Scientists from the Florida campus of The Scripps Research Institute (TSRI) have developed the first synthetic compound that can reverse the effects of a serious metabolic condition known as fatty liver disease. True to its name, the disease involves an abnormal buildup of fat in the liver.
The compound—known as SR9238—is the first to effectively suppress lipid or fat production in the liver, eliminating inflammation and reversing fat accumulation in animal models of fatty liver disease. The new compound also significantly lowered total cholesterol levels, although precisely how that occurred remains something of a mystery.
“We’ve been working on a pair of natural proteins called LXRα and LXRβ that stimulate fat production in the liver, and we thought our compound might be able to successfully suppress this process,” said Thomas Burris, a professor at TSRI who led the study, which was recent published in an online edition of the journal ACS Chemical Biology. “Once the animals were put on the drug, we were able to reverse the disease after a single month with no adverse side effects—while they ate a high-fat diet.”
Fatty liver, which often accompanies obesity and type 2 diabetes, frequently leads to more serious conditions including cirrhosis and liver cancer.
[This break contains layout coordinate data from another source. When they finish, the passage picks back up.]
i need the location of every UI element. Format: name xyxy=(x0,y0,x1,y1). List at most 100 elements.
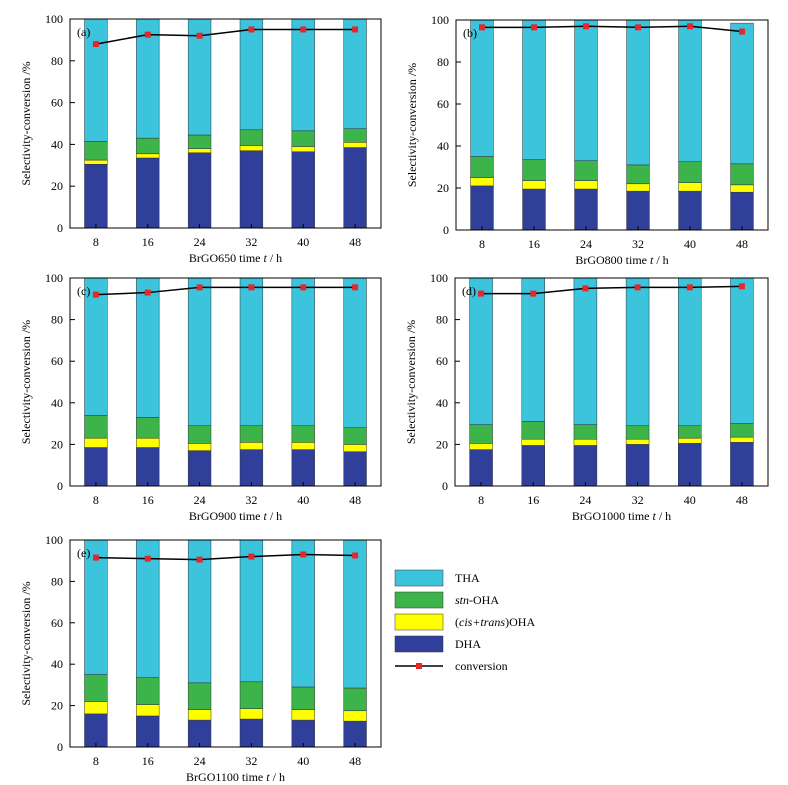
bar-segment-cistransoha-32 xyxy=(239,708,264,720)
y-axis-label: Selectivity-conversion /% xyxy=(19,320,33,444)
bar-segment-dha-32 xyxy=(239,718,264,748)
bar-segment-dha-48 xyxy=(730,191,754,231)
y-tick-label: 20 xyxy=(51,699,63,713)
bar-segment-dha-40 xyxy=(678,190,702,231)
y-tick-label: 100 xyxy=(45,533,63,547)
bar-segment-stnoha-32 xyxy=(239,681,264,709)
bar-segment-dha-48 xyxy=(343,147,367,229)
bar-segment-tha-40 xyxy=(678,277,702,426)
bar-segment-stnoha-32 xyxy=(626,164,650,185)
conversion-marker-16 xyxy=(144,31,151,38)
bar-segment-stnoha-40 xyxy=(291,425,315,443)
plot-frame xyxy=(455,19,769,231)
legend-swatch xyxy=(394,635,444,653)
x-tick-label: 8 xyxy=(93,235,99,249)
bar-segment-stnoha-16 xyxy=(521,421,545,440)
y-tick-label: 40 xyxy=(51,137,63,151)
bar-segment-stnoha-48 xyxy=(343,427,367,445)
bar-segment-cistransoha-8 xyxy=(84,701,108,715)
bar-segment-dha-48 xyxy=(343,451,367,487)
legend-entry-conversion: conversion xyxy=(395,659,508,673)
y-tick-label: 40 xyxy=(437,139,449,153)
bar-segment-tha-48 xyxy=(343,18,367,129)
y-tick-label: 60 xyxy=(437,97,449,111)
bar-segment-tha-32 xyxy=(239,18,264,131)
bar-segment-dha-24 xyxy=(574,188,598,231)
conversion-marker-32 xyxy=(248,284,255,291)
bar-segment-cistransoha-32 xyxy=(239,442,264,450)
legend: THA stn-OHA (cis+trans)OHA DHA conversion xyxy=(394,569,535,673)
x-tick-label: 32 xyxy=(245,235,257,249)
conversion-marker-40 xyxy=(300,284,307,291)
conversion-marker-24 xyxy=(583,23,589,30)
x-axis-label: BrGO650 time t / h xyxy=(189,251,282,265)
bar-segment-stnoha-24 xyxy=(573,424,598,440)
bar-segment-tha-16 xyxy=(136,277,160,418)
bar-segment-dha-40 xyxy=(291,719,315,748)
x-tick-label: 40 xyxy=(297,493,309,507)
plot-frame xyxy=(69,539,382,748)
bar-segment-stnoha-32 xyxy=(625,425,650,440)
bar-segment-cistransoha-8 xyxy=(469,443,493,450)
bar-segment-stnoha-40 xyxy=(291,686,315,710)
x-tick-label: 48 xyxy=(736,237,748,251)
bar-segment-stnoha-40 xyxy=(291,130,315,147)
bar-segment-cistransoha-24 xyxy=(573,438,598,446)
legend-marker-swatch xyxy=(416,663,422,669)
bar-segment-dha-8 xyxy=(84,713,108,748)
conversion-marker-32 xyxy=(634,284,641,291)
conversion-marker-16 xyxy=(531,24,537,31)
y-tick-label: 60 xyxy=(51,96,63,110)
conversion-marker-16 xyxy=(144,555,151,562)
y-tick-label: 60 xyxy=(51,354,63,368)
conversion-marker-32 xyxy=(248,553,255,560)
chart-panel-0: 0 20 40 60 80 100 8 16 24 32 40 48 BrGO650 time t / … xyxy=(19,12,382,265)
y-tick-label: 40 xyxy=(51,396,63,410)
conversion-line xyxy=(95,286,356,296)
bar-segment-stnoha-8 xyxy=(84,141,108,161)
bar-segment-cistransoha-24 xyxy=(187,443,212,451)
x-tick-label: 24 xyxy=(194,493,206,507)
bar-segment-tha-48 xyxy=(343,277,367,429)
bar-segment-stnoha-48 xyxy=(730,163,754,186)
bar-segment-dha-16 xyxy=(136,715,160,748)
bar-segment-cistransoha-32 xyxy=(625,438,650,445)
y-tick-label: 80 xyxy=(51,313,63,327)
bar-segment-cistransoha-32 xyxy=(239,145,264,151)
x-tick-label: 48 xyxy=(736,493,748,507)
bar-segment-dha-32 xyxy=(239,449,264,487)
conversion-marker-48 xyxy=(352,552,359,559)
bar-segment-cistransoha-48 xyxy=(730,184,754,193)
bar-segment-stnoha-8 xyxy=(84,415,108,439)
x-tick-label: 8 xyxy=(93,493,99,507)
bar-segment-dha-40 xyxy=(678,443,702,487)
conversion-marker-8 xyxy=(92,291,99,298)
legend-label: THA xyxy=(455,571,480,585)
bar-segment-tha-24 xyxy=(573,277,598,425)
conversion-marker-48 xyxy=(739,28,745,35)
bar-segment-cistransoha-8 xyxy=(470,177,494,187)
y-axis-label: Selectivity-conversion /% xyxy=(19,61,33,185)
bar-segment-dha-8 xyxy=(84,447,108,487)
conversion-marker-40 xyxy=(687,23,693,30)
conversion-marker-8 xyxy=(478,290,485,297)
bar-segment-cistransoha-40 xyxy=(678,182,702,192)
x-tick-label: 48 xyxy=(349,235,361,249)
conversion-marker-32 xyxy=(635,24,641,31)
bar-segment-cistransoha-16 xyxy=(521,438,545,446)
plot-frame xyxy=(69,277,382,487)
bar-segment-dha-8 xyxy=(470,185,494,231)
bar-segment-tha-32 xyxy=(239,277,264,426)
x-tick-label: 8 xyxy=(93,754,99,768)
bar-segment-stnoha-24 xyxy=(187,425,212,444)
legend-label: DHA xyxy=(455,637,481,651)
x-axis-label: BrGO900 time t / h xyxy=(189,509,282,523)
y-tick-label: 100 xyxy=(45,12,63,26)
x-tick-label: 40 xyxy=(297,754,309,768)
legend-entry-cistrans: (cis+trans)OHA xyxy=(394,613,535,631)
bar-segment-cistransoha-8 xyxy=(84,437,108,448)
plot-frame xyxy=(69,18,382,229)
bar-segment-dha-16 xyxy=(136,447,160,487)
panel-label: (c) xyxy=(77,284,90,298)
The condition affects some 10 to 24 percent of the general population, according to a 2003 study in GUT, an international journal of gastroenterology and hepatology.
Burris and his colleagues designed SR9238 so that it would be quickly metabolized in the liver to minimize migration of the drug into the bloodstream, which could lead to side effects.
In the study, mice were fed a high-fat diet for 14 weeks prior to treatment with SR9238. After one month of treatment, the scientists found that the liver’s fat-producing genes were repressed and fat expression in the liver was reduced up to 90 percent.
In addition, the scientists observed an 80 percent reduction of the enzyme responsible for producing cholesterol (3-Hydroxy-3-methylglutaryl coenzyme A Reductase)—the same enzyme targeted by statins.
Markers for liver damage were down as well, which suggests the compound may also have the potential to treat alcohol-related fatty liver damage.